Abstract
Objective
To characterize revision surgery following V-Y subcutaneous tissue pedicle advancement flap repair of large upper lip skin defects.
Methods
Retrospective review of upper lip skin defects at least 3.0 cm2 in area that were reconstructed with a V-Y subcutaneous tissue pedicle advancement flap at an academic tertiary care center. Depth and area of the defect, as well as involvement of the vermilion and nasal ala, were recorded as independent variables. Revision techniques were analyzed to identify patterns.
Results
Thirty patients were identified as having upper lip skin defects with a mean (range) area of 7.0 (3.0-14.0) cm2 (median, 6.25 cm2).
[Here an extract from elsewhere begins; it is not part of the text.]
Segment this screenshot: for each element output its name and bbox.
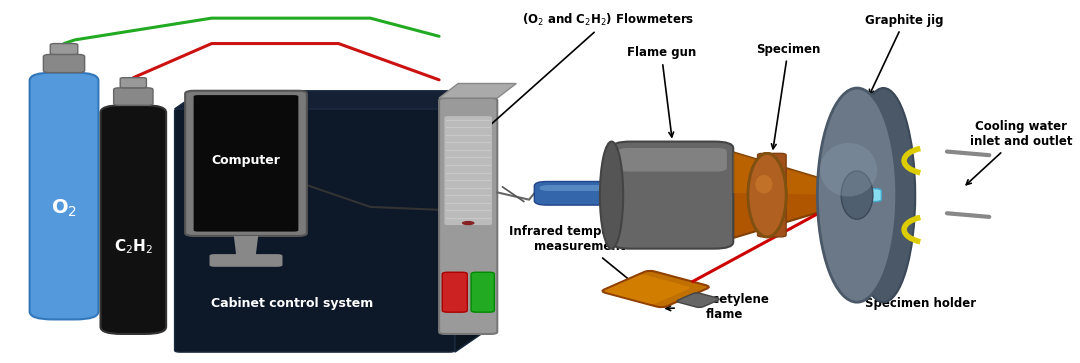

The defect involved the nasal ala in 4 cases and the vermilion in 3 cases. At least 1 revision surgery was performed in 14 patients (47%). Alar or vermilion involvement was a significant factor in revision by χ2 analysis (P = .03). Larger defect size did not predict a need for revision, even among cases where the defect did not involve the ala or vermilion (P = .68).
Conclusions
Reconstruction of large upper lip skin defects with a V-Y subcutaneous tissue pedicle advancement flap is associated with a 47% revision rate, and when the defect involves the ala or vermilion, the revision rate is increased. Defect size alone cannot be used to predict the need for revision surgery. Revision techniques are demonstrated.
Griffin and coauthors analyzed larger upper lip skin defects repaired with V-Y advancement flap reconstruction to identify defect characteristics that might predict the need for revision surgery. The aesthetic or functional abnormalities that prompted revision surgery and the specific techniques used to correct them were explored as well.